I primi commenti frutto di una VISIONE privata durante la lavorazione:

“…debbo confessare che non mi aspettavo un’opera di tale ricchezza e complessità. Non solo sul piano strutturale, con quel continuo passaggio dal livello della realtà a quello della finzione fino a quello della libera fantasticheria e del sogno… ma anche e soprattutto sul piano della tematica che il film elabora: la funzione trasformativa del carcere. Un argomento estremamente difficile e delicato che il tuo film risolve in modo del tutto convincente e mai banale, senza scadere in nessun momento nel facile patetismo.

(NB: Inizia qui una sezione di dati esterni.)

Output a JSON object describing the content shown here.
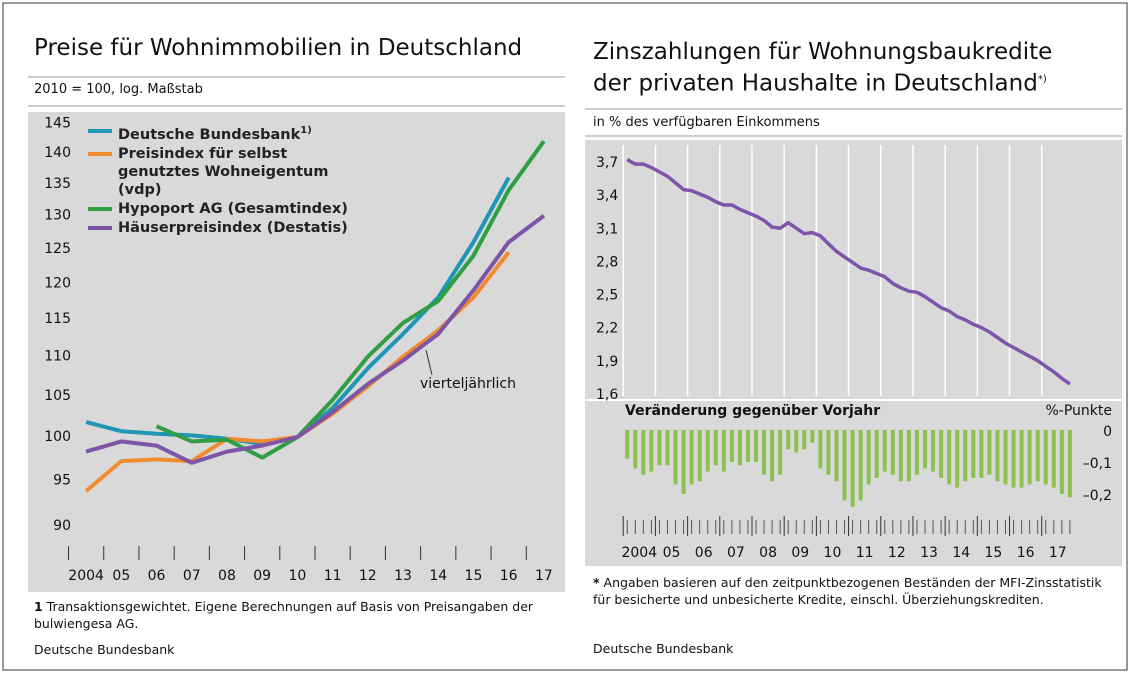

Così, resta davvero nel cuore la lettura della lettera che conclude il film: un momento di assoluta sincerità che però viene conquistato solo grazie al grande lavoro preparatorio che l’orchestrazione polifonica del testo ha saputo pian piano preparare.”Pietro Montani, filosofo e professore Onorario Dipartimento di Filosofia  La Sapienza Università di Roma, Direttore scientifico dell’Edizione italiana delle Opere scelte di S. M. Ejzenštejn.

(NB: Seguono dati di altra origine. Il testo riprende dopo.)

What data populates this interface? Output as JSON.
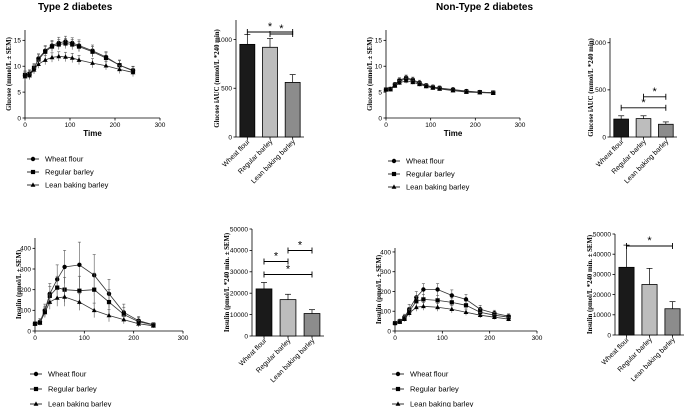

“Dato il laboratorio biennale che ha preceduto la realizzazione del film, ci si sarebbe potuti aspettare un normale cinema del reale sulla condizione carceraria. Il film è tutt’altra cosa. Una struttura narrativa originale, articolata su più livelli, dove il limite fra ricostruzione (finzione) e documentario si confondeIl film mi è piaciuto molto. Costruzione narrativa assai originale, stile personale… ” Adriano Aprà, Critico, saggista, organizzatore culturale, ha fondato e diretto la rivista Cinema e Film. Ha curato libri su Andrè  Bazin, Jean-Luc Godard, Raffaello Matarazzo, Andy Warhol, Straub e Huillet, Alessandro Blasetti, Pietro Germi, Roberto Rossellini.

 

“… molto interessante e ben strutturato…  suggestivo il mescolamento di registri narrativi…”Ivelise Perniola, docente cinematografia documentaria presso l’Università di Roma 3. Tra i suoi libri L’era postdocumentaria, Mimesis edizioni.

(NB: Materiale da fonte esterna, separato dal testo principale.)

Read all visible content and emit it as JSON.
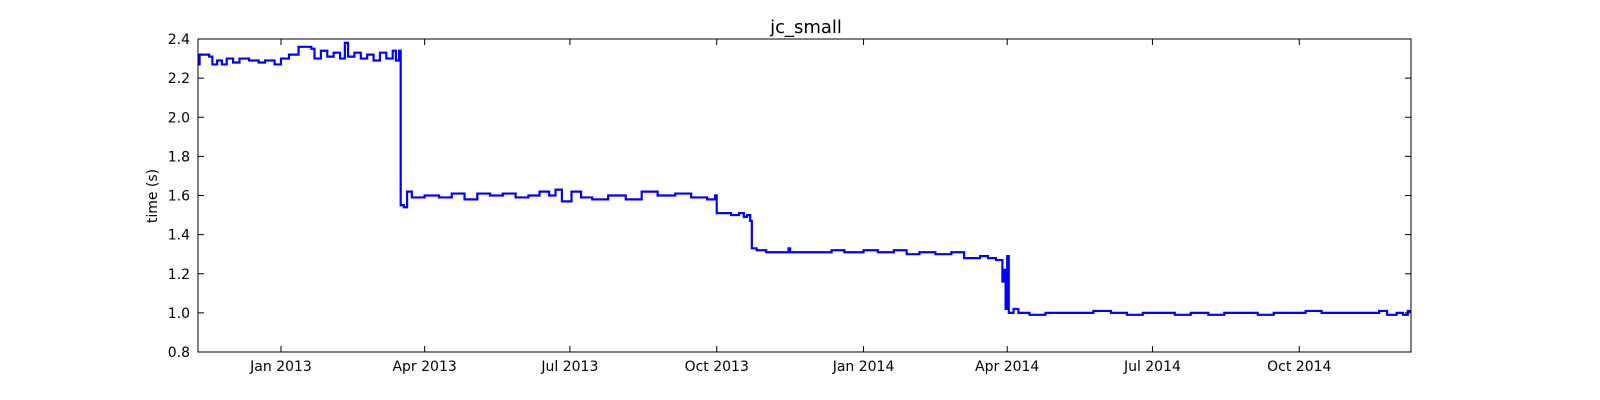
{
  "chart_data": {
    "type": "line",
    "title": "jc_small",
    "xlabel": "",
    "ylabel": "time (s)",
    "x_axis": "date",
    "xlim": [
      "2012-11-10",
      "2014-12-10"
    ],
    "ylim": [
      0.8,
      2.4
    ],
    "x_ticks": [
      {
        "date": "2013-01-01",
        "label": "Jan 2013"
      },
      {
        "date": "2013-04-01",
        "label": "Apr 2013"
      },
      {
        "date": "2013-07-01",
        "label": "Jul 2013"
      },
      {
        "date": "2013-10-01",
        "label": "Oct 2013"
      },
      {
        "date": "2014-01-01",
        "label": "Jan 2014"
      },
      {
        "date": "2014-04-01",
        "label": "Apr 2014"
      },
      {
        "date": "2014-07-01",
        "label": "Jul 2014"
      },
      {
        "date": "2014-10-01",
        "label": "Oct 2014"
      }
    ],
    "y_ticks": [
      {
        "value": 0.8,
        "label": "0.8"
      },
      {
        "value": 1.0,
        "label": "1.0"
      },
      {
        "value": 1.2,
        "label": "1.2"
      },
      {
        "value": 1.4,
        "label": "1.4"
      },
      {
        "value": 1.6,
        "label": "1.6"
      },
      {
        "value": 1.8,
        "label": "1.8"
      },
      {
        "value": 2.0,
        "label": "2.0"
      },
      {
        "value": 2.2,
        "label": "2.2"
      },
      {
        "value": 2.4,
        "label": "2.4"
      }
    ],
    "grid": false,
    "legend": "none",
    "series": [
      {
        "color": "#0000ff",
        "step": true,
        "points": [
          [
            "2012-11-10",
            2.27
          ],
          [
            "2012-11-11",
            2.32
          ],
          [
            "2012-11-17",
            2.31
          ],
          [
            "2012-11-19",
            2.27
          ],
          [
            "2012-11-22",
            2.29
          ],
          [
            "2012-11-25",
            2.27
          ],
          [
            "2012-11-28",
            2.3
          ],
          [
            "2012-12-02",
            2.28
          ],
          [
            "2012-12-06",
            2.3
          ],
          [
            "2012-12-12",
            2.29
          ],
          [
            "2012-12-18",
            2.28
          ],
          [
            "2012-12-22",
            2.29
          ],
          [
            "2012-12-28",
            2.27
          ],
          [
            "2013-01-01",
            2.3
          ],
          [
            "2013-01-06",
            2.32
          ],
          [
            "2013-01-12",
            2.36
          ],
          [
            "2013-01-20",
            2.35
          ],
          [
            "2013-01-22",
            2.3
          ],
          [
            "2013-01-26",
            2.34
          ],
          [
            "2013-01-30",
            2.31
          ],
          [
            "2013-02-03",
            2.33
          ],
          [
            "2013-02-07",
            2.3
          ],
          [
            "2013-02-10",
            2.38
          ],
          [
            "2013-02-12",
            2.31
          ],
          [
            "2013-02-16",
            2.33
          ],
          [
            "2013-02-20",
            2.3
          ],
          [
            "2013-02-24",
            2.32
          ],
          [
            "2013-02-28",
            2.29
          ],
          [
            "2013-03-04",
            2.33
          ],
          [
            "2013-03-08",
            2.3
          ],
          [
            "2013-03-12",
            2.34
          ],
          [
            "2013-03-14",
            2.29
          ],
          [
            "2013-03-16",
            2.34
          ],
          [
            "2013-03-17",
            1.55
          ],
          [
            "2013-03-19",
            1.54
          ],
          [
            "2013-03-21",
            1.62
          ],
          [
            "2013-03-24",
            1.59
          ],
          [
            "2013-04-01",
            1.6
          ],
          [
            "2013-04-10",
            1.59
          ],
          [
            "2013-04-18",
            1.61
          ],
          [
            "2013-04-26",
            1.58
          ],
          [
            "2013-05-04",
            1.61
          ],
          [
            "2013-05-12",
            1.6
          ],
          [
            "2013-05-20",
            1.61
          ],
          [
            "2013-05-28",
            1.59
          ],
          [
            "2013-06-05",
            1.6
          ],
          [
            "2013-06-12",
            1.62
          ],
          [
            "2013-06-18",
            1.6
          ],
          [
            "2013-06-22",
            1.63
          ],
          [
            "2013-06-26",
            1.57
          ],
          [
            "2013-07-02",
            1.62
          ],
          [
            "2013-07-08",
            1.59
          ],
          [
            "2013-07-15",
            1.58
          ],
          [
            "2013-07-25",
            1.6
          ],
          [
            "2013-08-05",
            1.58
          ],
          [
            "2013-08-15",
            1.62
          ],
          [
            "2013-08-25",
            1.6
          ],
          [
            "2013-09-05",
            1.61
          ],
          [
            "2013-09-15",
            1.59
          ],
          [
            "2013-09-25",
            1.58
          ],
          [
            "2013-09-30",
            1.6
          ],
          [
            "2013-10-01",
            1.51
          ],
          [
            "2013-10-10",
            1.5
          ],
          [
            "2013-10-15",
            1.51
          ],
          [
            "2013-10-18",
            1.49
          ],
          [
            "2013-10-20",
            1.5
          ],
          [
            "2013-10-22",
            1.47
          ],
          [
            "2013-10-23",
            1.33
          ],
          [
            "2013-10-26",
            1.32
          ],
          [
            "2013-11-01",
            1.31
          ],
          [
            "2013-11-10",
            1.31
          ],
          [
            "2013-11-15",
            1.33
          ],
          [
            "2013-11-16",
            1.31
          ],
          [
            "2013-11-25",
            1.31
          ],
          [
            "2013-12-05",
            1.31
          ],
          [
            "2013-12-12",
            1.32
          ],
          [
            "2013-12-20",
            1.31
          ],
          [
            "2014-01-01",
            1.32
          ],
          [
            "2014-01-10",
            1.31
          ],
          [
            "2014-01-20",
            1.32
          ],
          [
            "2014-01-28",
            1.3
          ],
          [
            "2014-02-05",
            1.31
          ],
          [
            "2014-02-15",
            1.3
          ],
          [
            "2014-02-25",
            1.31
          ],
          [
            "2014-03-05",
            1.28
          ],
          [
            "2014-03-15",
            1.29
          ],
          [
            "2014-03-20",
            1.28
          ],
          [
            "2014-03-25",
            1.27
          ],
          [
            "2014-03-29",
            1.16
          ],
          [
            "2014-03-30",
            1.22
          ],
          [
            "2014-03-31",
            1.02
          ],
          [
            "2014-04-01",
            1.29
          ],
          [
            "2014-04-02",
            1.0
          ],
          [
            "2014-04-05",
            1.02
          ],
          [
            "2014-04-08",
            1.0
          ],
          [
            "2014-04-15",
            0.99
          ],
          [
            "2014-04-25",
            1.0
          ],
          [
            "2014-05-05",
            1.0
          ],
          [
            "2014-05-15",
            1.0
          ],
          [
            "2014-05-25",
            1.01
          ],
          [
            "2014-06-05",
            1.0
          ],
          [
            "2014-06-15",
            0.99
          ],
          [
            "2014-06-25",
            1.0
          ],
          [
            "2014-07-05",
            1.0
          ],
          [
            "2014-07-15",
            0.99
          ],
          [
            "2014-07-25",
            1.0
          ],
          [
            "2014-08-05",
            0.99
          ],
          [
            "2014-08-15",
            1.0
          ],
          [
            "2014-08-25",
            1.0
          ],
          [
            "2014-09-05",
            0.99
          ],
          [
            "2014-09-15",
            1.0
          ],
          [
            "2014-09-25",
            1.0
          ],
          [
            "2014-10-05",
            1.01
          ],
          [
            "2014-10-15",
            1.0
          ],
          [
            "2014-10-25",
            1.0
          ],
          [
            "2014-11-05",
            1.0
          ],
          [
            "2014-11-15",
            1.0
          ],
          [
            "2014-11-20",
            1.01
          ],
          [
            "2014-11-25",
            0.99
          ],
          [
            "2014-12-01",
            1.0
          ],
          [
            "2014-12-05",
            0.99
          ],
          [
            "2014-12-08",
            1.01
          ],
          [
            "2014-12-10",
            1.0
          ]
        ]
      }
    ]
  }
}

“….la peculiarità (del film) risiede nello straordinario focus che riesce a restituire sulla detenzione al femminile, investigando fra le pieghe dei sentimenti più intimi – come per esempio sul rapporto a distanza con i figli …. una chiave importante per sensibilizzare lo spettatore relativamente all’imprescindibile contenuto di umanità che la detenzione deve sempre mantenere…“Antonio Ianniello, Garante per i diritti delle Persone private della Libertà personale, Comune di Bologna

 

“…Queste sono immagini tradotte in film che raccontano, a volte con una forza brutale a volte con dolcezza assoluta, delle storie che si impastano insieme in un’unica drammatica verità.” Gianni Pirani, architetto.